Zwei Jahre NSU-Komplex Das Netzwerk bleibt im Dunkeln

Stand: 04.11.2013 05:30 Uhr

Vor zwei Jahren starben die Rechtsterroristen Uwe Mundlos und Uwe Böhnhardt in Eisenach. Erst da erkannten Polizei und Öffentlichkeit, dass die sogenannten "Döner-Morde" eine rassistische Terrorserie waren. Viele Fragen sind bis heute offen.

Von Patrick Gensing, tagesschau.de

Banküberfälle, Bombenanschläge, Morde - das Bekanntwerden des Nationalsozialistischen Untergrunds (NSU) traf die Öffentlichkeit im November 2011 unvorbereitet. Bis dahin hieß es in der Wissenschaft, in den Medien, in der Politik und vor allem von Seiten des Geheimdienstes, rechtsterroristische Strukturen existierten nicht in Deutschland. Eine fatale Fehleinschätzung.

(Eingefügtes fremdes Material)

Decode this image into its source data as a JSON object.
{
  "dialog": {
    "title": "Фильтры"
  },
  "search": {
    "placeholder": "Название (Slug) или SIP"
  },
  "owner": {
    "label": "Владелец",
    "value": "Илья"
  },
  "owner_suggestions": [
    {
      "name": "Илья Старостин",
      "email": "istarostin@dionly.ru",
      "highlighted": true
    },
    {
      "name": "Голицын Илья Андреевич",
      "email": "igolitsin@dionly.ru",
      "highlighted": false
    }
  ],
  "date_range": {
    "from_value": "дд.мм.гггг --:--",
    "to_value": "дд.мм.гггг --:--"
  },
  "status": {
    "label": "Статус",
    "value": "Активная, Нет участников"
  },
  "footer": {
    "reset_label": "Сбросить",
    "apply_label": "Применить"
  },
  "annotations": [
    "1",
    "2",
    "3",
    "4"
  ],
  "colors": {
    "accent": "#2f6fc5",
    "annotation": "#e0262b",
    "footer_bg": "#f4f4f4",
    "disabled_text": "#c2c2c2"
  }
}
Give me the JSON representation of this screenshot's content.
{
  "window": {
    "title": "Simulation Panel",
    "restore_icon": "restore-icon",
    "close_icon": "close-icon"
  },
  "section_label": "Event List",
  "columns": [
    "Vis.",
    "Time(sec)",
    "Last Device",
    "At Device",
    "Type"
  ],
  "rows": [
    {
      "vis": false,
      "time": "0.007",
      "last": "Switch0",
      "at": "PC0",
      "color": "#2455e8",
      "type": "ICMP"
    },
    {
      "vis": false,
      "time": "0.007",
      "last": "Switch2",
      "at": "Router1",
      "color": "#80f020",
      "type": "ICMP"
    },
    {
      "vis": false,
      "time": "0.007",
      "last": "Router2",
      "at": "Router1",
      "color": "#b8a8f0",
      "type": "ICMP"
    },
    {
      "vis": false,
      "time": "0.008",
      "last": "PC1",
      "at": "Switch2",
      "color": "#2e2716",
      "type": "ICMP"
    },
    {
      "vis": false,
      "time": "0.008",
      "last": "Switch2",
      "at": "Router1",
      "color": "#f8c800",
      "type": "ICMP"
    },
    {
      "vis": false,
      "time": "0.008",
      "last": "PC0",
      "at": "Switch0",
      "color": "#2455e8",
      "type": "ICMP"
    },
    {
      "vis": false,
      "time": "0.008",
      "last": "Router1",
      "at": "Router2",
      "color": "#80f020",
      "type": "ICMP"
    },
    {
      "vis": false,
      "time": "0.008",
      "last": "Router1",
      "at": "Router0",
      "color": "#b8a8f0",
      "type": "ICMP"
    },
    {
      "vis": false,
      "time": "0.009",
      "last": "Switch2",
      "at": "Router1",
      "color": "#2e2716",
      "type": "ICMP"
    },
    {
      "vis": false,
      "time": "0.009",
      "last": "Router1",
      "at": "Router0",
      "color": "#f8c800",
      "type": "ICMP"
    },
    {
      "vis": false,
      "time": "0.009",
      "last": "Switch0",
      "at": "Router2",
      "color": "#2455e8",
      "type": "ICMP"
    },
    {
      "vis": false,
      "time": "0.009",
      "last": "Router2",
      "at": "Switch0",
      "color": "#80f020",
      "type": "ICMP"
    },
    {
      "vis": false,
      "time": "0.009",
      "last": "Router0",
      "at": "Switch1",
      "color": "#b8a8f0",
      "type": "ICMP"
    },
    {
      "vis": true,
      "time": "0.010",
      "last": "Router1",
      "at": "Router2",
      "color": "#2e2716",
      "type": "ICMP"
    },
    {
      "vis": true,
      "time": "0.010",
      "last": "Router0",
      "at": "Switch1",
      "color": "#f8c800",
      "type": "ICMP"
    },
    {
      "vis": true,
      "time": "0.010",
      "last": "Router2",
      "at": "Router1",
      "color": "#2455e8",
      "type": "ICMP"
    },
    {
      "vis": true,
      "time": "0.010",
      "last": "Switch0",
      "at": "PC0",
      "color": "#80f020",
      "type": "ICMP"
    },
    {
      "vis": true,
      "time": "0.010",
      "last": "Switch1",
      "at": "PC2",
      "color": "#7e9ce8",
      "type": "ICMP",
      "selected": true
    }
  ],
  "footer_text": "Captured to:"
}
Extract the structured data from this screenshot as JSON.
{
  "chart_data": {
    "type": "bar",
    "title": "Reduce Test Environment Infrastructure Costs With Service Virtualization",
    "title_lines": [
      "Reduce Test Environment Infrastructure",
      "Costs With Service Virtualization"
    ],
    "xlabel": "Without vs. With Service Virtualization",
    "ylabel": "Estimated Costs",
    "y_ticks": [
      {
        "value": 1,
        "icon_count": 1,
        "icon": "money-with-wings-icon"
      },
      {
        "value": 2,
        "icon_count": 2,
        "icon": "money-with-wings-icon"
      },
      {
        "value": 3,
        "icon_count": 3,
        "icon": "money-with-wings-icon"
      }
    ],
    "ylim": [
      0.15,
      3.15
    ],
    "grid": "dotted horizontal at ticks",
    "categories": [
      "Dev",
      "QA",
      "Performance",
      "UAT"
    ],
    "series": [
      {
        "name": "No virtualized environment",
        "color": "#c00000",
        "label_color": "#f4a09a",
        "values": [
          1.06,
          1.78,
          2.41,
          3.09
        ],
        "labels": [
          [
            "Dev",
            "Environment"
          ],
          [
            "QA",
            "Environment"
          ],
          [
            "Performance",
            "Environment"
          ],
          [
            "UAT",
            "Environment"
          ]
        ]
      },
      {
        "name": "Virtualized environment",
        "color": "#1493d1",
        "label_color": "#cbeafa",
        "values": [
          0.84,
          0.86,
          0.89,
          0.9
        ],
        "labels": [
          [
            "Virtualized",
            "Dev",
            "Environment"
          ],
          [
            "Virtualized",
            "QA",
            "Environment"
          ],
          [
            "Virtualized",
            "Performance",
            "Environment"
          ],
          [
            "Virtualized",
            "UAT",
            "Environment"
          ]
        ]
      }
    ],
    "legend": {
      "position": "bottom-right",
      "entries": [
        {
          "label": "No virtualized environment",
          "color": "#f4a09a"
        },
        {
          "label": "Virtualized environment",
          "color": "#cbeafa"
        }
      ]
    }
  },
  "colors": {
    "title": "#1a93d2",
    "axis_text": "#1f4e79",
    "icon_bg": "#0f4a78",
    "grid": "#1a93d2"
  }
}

Die Aufarbeitung der Terrorserie dauert bis heute an: Mehrere Untersuchungsausschüsse versuchten, Licht ins Dunkel zu bringen. Seit einem halben Jahr stehen zudem Beate Zschäpe, Ex-NPD-Funktionär Ralf Wohlleben und drei weitere Angeklagte vor dem Oberlandesgericht München.

Zschäpes Schweigen

Ein historisches Verfahren, denn niemals zuvor waren so viele Nebenkläger vor Gericht vertreten. Die Anwälte der Opferfamilien wollen Antworten auf die vielen offenen Fragen im NSU-Komplex finden. Doch dies erscheint kaum möglich, so lange die Angeklagte Zschäpe weiter schweigt.

Ihr beharrliches Schweigen erscheint irritierend, wenn man - wie die Ermittlungsbehörden es tun - davon ausgeht, dass der NSU lediglich aus drei Personen bestand. Dies bezweifeln Beobachter jedoch.

Der vierte Mann?

Hinweise auf mindestens eine weitere Person, die zum engsten Kreis der Rechtsterroristen gezählt werden kann, ergeben sich beispielsweise aus dem Bekennervideo des NSU: Darin brüsten sich die Täter mit ihren Morden und erzählen den Ablauf ihrer Anschläge und der Ermittlungen verkürzt nach. Es werden Sequenzen gezeigt, in denen eine unbekannte Person die Täter im Bau von Bomben unterrichtet und bei der Planung unterstützt. Bis heute ist unklar, woher die NSU-Terroristen ihr Wissen zum Bau von Rohrbomben erhalten haben.

Zudem werden in dem Video vier Köpfe rund um den Schriftzug NSU gezeigt. In internen Ermittlungsakten heißt es dazu: "An dieser Stelle würden auch weniger Köpfe eine symmetrische Darstellung ermöglichen, so dass die Wahl von vier Köpfen an zwei Stellen des Films auch als Hinweis auf die zahlenmäßige Zusammensetzung des NSU sein könnte."

Weitere Indizien sprechen für mindestens eine weitere Person, die zum NSU gezählt werden müsste. Denn wie hatte Zschäpe überhaupt vom Tod ihrer Mitstreiter Böhnhardt und Mundlos am 4. November 2011 erfahren? Diese Frage ist bis heute nicht beantwortet.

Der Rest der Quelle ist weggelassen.